I looked at Abby doubtfully.
“No, I’m serious,” she insisted. “He and his little sister are really close and he loves talking about her. She’s a prodigy in ballet.”
It seemed like a rather silly thing to do but if it would make Stan notice me, well what did I have to lose. Giggling a bit I moved closer to him and asked the question.
The genial smile immediately disappeared from his face and was replaced by anger.
“Why do you ask such a question?” he sputtered. “My sister had polio and is paralyzed from the waist down.”
I felt as if I had been socked in the stomach. I was caught in a nightmare. I looked to Abby for help but she would not meet my eye. Why had she done such a thing to me? I began to stutter my apologies and suddenly Stan’s genial smile reappeared.
“Just joking,” he laughed. “I don’t even have a sister.”
The crowd of kids around him guffawed with delight. I made my escape as quickly as possible. I had not gone far before Abby was at my side.
“Are you okay?” she asked, voice full of concern.
“I’m fine,” I mumbled just wanting to get as far away from her as possible.
“You turned really white in there,” Abby pressed. “I thought you might faint.”
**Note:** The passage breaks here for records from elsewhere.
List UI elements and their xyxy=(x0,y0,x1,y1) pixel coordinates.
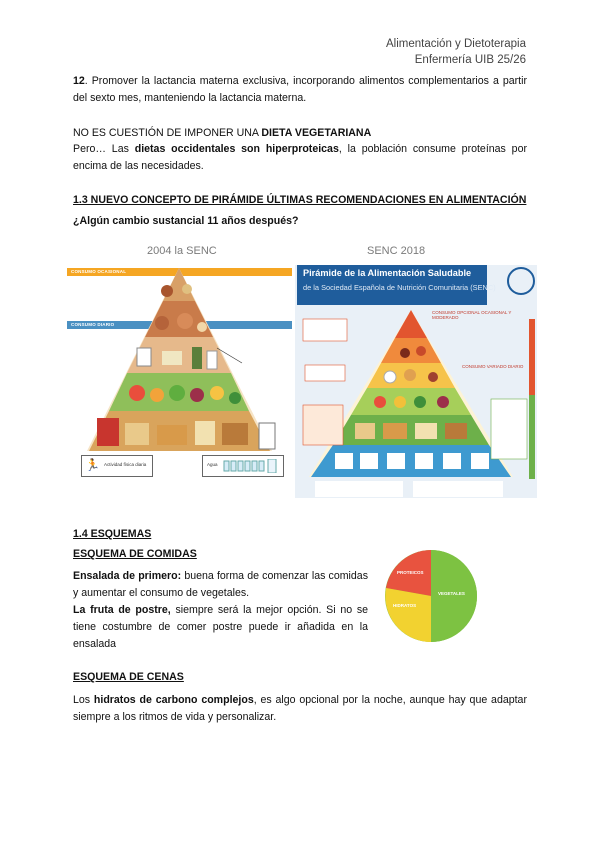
vegetarian-lead: NO ES CUESTIÓN DE IMPONER UNA xyxy=(73,127,262,139)
western-post: , la población consume proteínas por encima de las necesidades. xyxy=(73,143,527,172)
pie-label-hidratos: HIDRATOS xyxy=(393,603,417,608)
pie-slice-hidratos xyxy=(385,588,431,642)
dinner-post: , es algo opcional por la noche, aunque hay que adaptar siempre a los ritmos de vida y personalizar. xyxy=(73,694,527,723)
band-occasional-label: CONSUMO OCASIONAL xyxy=(71,269,127,274)
plate-pie-chart xyxy=(383,548,479,644)
salad-bold: Ensalada de primero: xyxy=(73,570,182,582)
salad-text: buena forma de comenzar las comidas y aumentar el consumo de vegetales. xyxy=(73,570,368,599)
section-1-3-question: ¿Algún cambio sustancial 11 años después? xyxy=(73,215,299,227)
vegetarian-lead-bold: DIETA VEGETARIANA xyxy=(261,127,372,139)
pie-slice-vegetales xyxy=(431,550,477,642)
fruit-bold: La fruta de postre, xyxy=(73,604,171,616)
pyramid-2018-year: SENC 2018 xyxy=(367,245,426,257)
vegetarian-heading xyxy=(73,125,527,142)
dinner-pre: Los xyxy=(73,694,94,706)
pyramid-2004-year: 2004 la SENC xyxy=(147,245,217,257)
western-bold: dietas occidentales son hiperproteicas xyxy=(134,143,339,155)
dinner-bold: hidratos de carbono complejos xyxy=(93,694,254,706)
pyramid-2004-panel xyxy=(67,243,292,498)
header-program: Enfermería UIB 25/26 xyxy=(414,54,526,66)
western-pre: Pero… Las xyxy=(73,143,135,155)
point-12-text: . Promover la lactancia materna exclusiva, incorporando alimentos complementarios a partir del sexto mes, manteniendo la lactancia materna. xyxy=(73,75,527,104)
pyramid-2018-title: Pirámide de la Alimentación Saludable xyxy=(303,268,472,278)
water-glasses-icon xyxy=(223,459,279,473)
point-12-number: 12 xyxy=(73,75,85,87)
water-box xyxy=(202,455,284,477)
pyramid-2018-subtitle: de la Sociedad Española de Nutrición Comunitaria (SENC) xyxy=(303,283,496,292)
salad-paragraph xyxy=(73,568,368,602)
dinner-paragraph xyxy=(73,692,527,726)
water-box-label: Agua xyxy=(207,462,218,467)
meals-scheme-title: ESQUEMA DE COMIDAS xyxy=(73,548,197,560)
section-1-3-title: 1.3 NUEVO CONCEPTO DE PIRÁMIDE ÚLTIMAS RECOMENDACIONES EN ALIMENTACIÓN xyxy=(73,194,527,206)
section-1-4-title: 1.4 ESQUEMAS xyxy=(73,528,152,540)
pyramid-comparison-figure xyxy=(67,243,537,498)
band-optional-label: CONSUMO OPCIONAL OCASIONAL Y MODERADO xyxy=(432,310,512,320)
plate-pie-svg xyxy=(383,548,479,644)
senc-seal-icon xyxy=(507,267,535,295)
pyramid-2018-illustration xyxy=(295,305,537,498)
fruit-text: siempre será la mejor opción. Si no se tiene costumbre de comer postre puede ir añadida en la ensalada xyxy=(73,604,369,650)
point-12-paragraph xyxy=(73,73,527,107)
header-course: Alimentación y Dietoterapia xyxy=(386,38,526,50)
band-daily-label: CONSUMO DIARIO xyxy=(71,322,115,327)
pie-label-proteicos: PROTEICOS xyxy=(397,570,424,575)
band-varied-label: CONSUMO VARIADO DIARIO xyxy=(462,364,524,369)
dinner-scheme-title: ESQUEMA DE CENAS xyxy=(73,671,184,683)
fruit-paragraph xyxy=(73,602,368,653)
running-person-icon: 🏃 xyxy=(85,458,100,472)
activity-box xyxy=(81,455,153,477)
activity-box-label: Actividad física diaria xyxy=(104,462,147,467)
pie-label-vegetales: VEGETALES xyxy=(438,591,465,596)
western-diet-paragraph xyxy=(73,141,527,175)
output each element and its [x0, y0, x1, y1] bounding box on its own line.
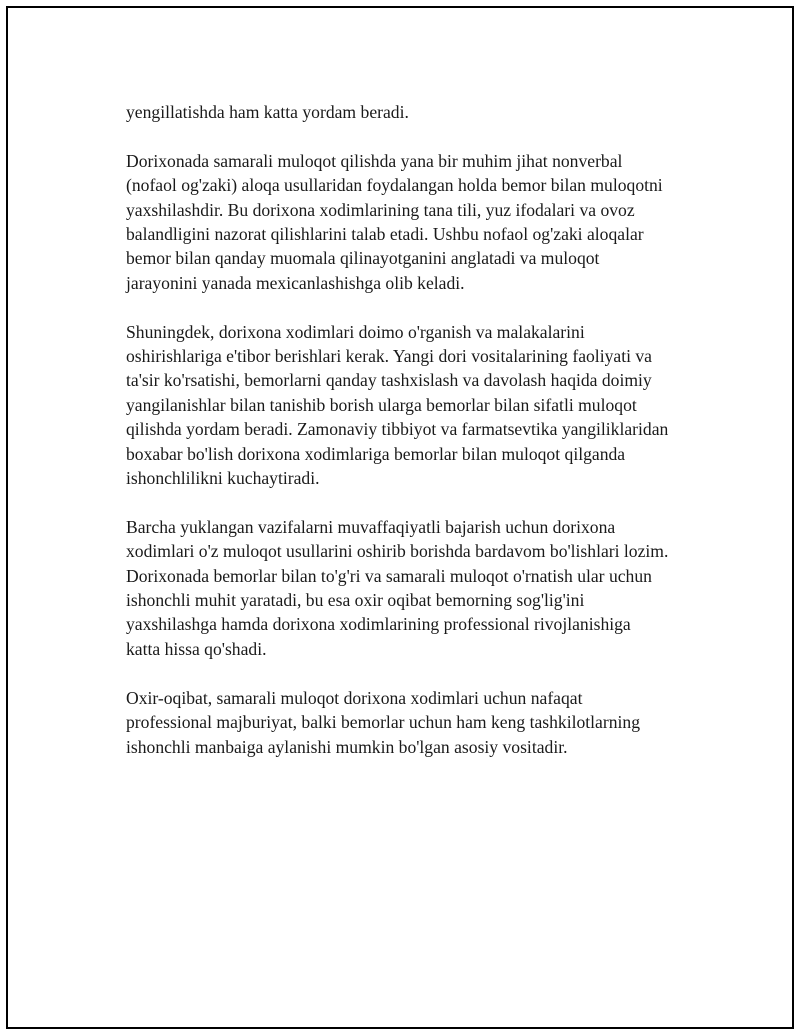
text-line: ishonchlilikni kuchaytiradi.: [126, 468, 320, 489]
paragraph-2: [126, 149, 706, 295]
text-line: Shuningdek, dorixona xodimlari doimo o'rganish va malakalarini: [126, 321, 585, 342]
paragraph-3: [126, 320, 706, 491]
text-line: qilishda yordam beradi. Zamonaviy tibbiyot va farmatsevtika yangiliklaridan: [126, 419, 669, 440]
text-line: Dorixonada bemorlar bilan to'g'ri va samarali muloqot o'rnatish ular uchun: [126, 565, 652, 586]
text-line: yangilanishlar bilan tanishib borish ularga bemorlar bilan sifatli muloqot: [126, 394, 637, 415]
text-line: ishonchli muhit yaratadi, bu esa oxir oqibat bemorning sog'lig'ini: [126, 590, 585, 611]
text-line: boxabar bo'lish dorixona xodimlariga bemorlar bilan muloqot qilganda: [126, 443, 626, 464]
text-line: (nofaol og'zaki) aloqa usullaridan foydalangan holda bemor bilan muloqotni: [126, 175, 663, 196]
document-body: [126, 100, 706, 783]
text-line: Dorixonada samarali muloqot qilishda yana bir muhim jihat nonverbal: [126, 150, 623, 171]
text-line: yaxshilashdir. Bu dorixona xodimlarining tana tili, yuz ifodalari va ovoz: [126, 199, 635, 220]
text-line: yengillatishda ham katta yordam beradi.: [126, 102, 409, 122]
page-frame: [6, 6, 794, 1029]
text-line: balandligini nazorat qilishlarini talab etadi. Ushbu nofaol og'zaki aloqalar: [126, 224, 644, 245]
text-line: katta hissa qo'shadi.: [126, 638, 267, 659]
text-line: oshirishlariga e'tibor berishlari kerak. Yangi dori vositalarining faoliyati va: [126, 346, 652, 367]
text-line: Oxir-oqibat, samarali muloqot dorixona xodimlari uchun nafaqat: [126, 687, 583, 708]
text-line: ishonchli manbaiga aylanishi mumkin bo'lgan asosiy vositadir.: [126, 736, 568, 757]
text-line: xodimlari o'z muloqot usullarini oshirib borishda bardavom bo'lishlari lozim.: [126, 541, 669, 562]
text-line: Barcha yuklangan vazifalarni muvaffaqiyatli bajarish uchun dorixona: [126, 516, 616, 537]
text-line: yaxshilashga hamda dorixona xodimlarining professional rivojlanishiga: [126, 614, 631, 635]
paragraph-1: [126, 100, 706, 124]
text-line: bemor bilan qanday muomala qilinayotganini anglatadi va muloqot: [126, 248, 600, 269]
paragraph-4: [126, 515, 706, 661]
text-line: jarayonini yanada mexicanlashishga olib keladi.: [126, 272, 465, 293]
text-line: ta'sir ko'rsatishi, bemorlarni qanday tashxislash va davolash haqida doimiy: [126, 370, 652, 391]
paragraph-5: [126, 686, 706, 759]
text-line: professional majburiyat, balki bemorlar uchun ham keng tashkilotlarning: [126, 712, 640, 733]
Well, what did you expect I wanted to scream. Instead, I repeated that I was okay and fled to my room to finish packing. I was one of the first on the bus, happy to leave the weekend behind me.
That happened more than forty years ago but to this day I remember the weakness I felt in my knees when Stan told me his sister had polio. Words are powerful and his, a practical joke, hurt.
Our sages teach us that the first Holy Temple was destroyed on the ninth of Av because of three sins; murder, idol worship, and adultery. The Jewish people repented and seventy years later the Temple was rebuilt. The second one was destroyed, also on the ninth of Av, because of sinat chinam, senseless hatred, which was fueled by lashon hara, evil speech. We have had over two thousand years to repent and still the third Holy Temple has not been rebuilt.
As we enter the Nine Days before Tisha B’Av we curtail many of our normal activities as signs of mourning. Instead of swimming, laundering, singing, dancing, sewing, and other activities we can use our time to learn the laws of proper speech. Then we can use the power of our words to heal, encourage, bond, and to communicate HaShem’s greatness. Perhaps this is the year when we will finally do true repentance and Tisha B’Av can change from a day of mourning to a time of happiness.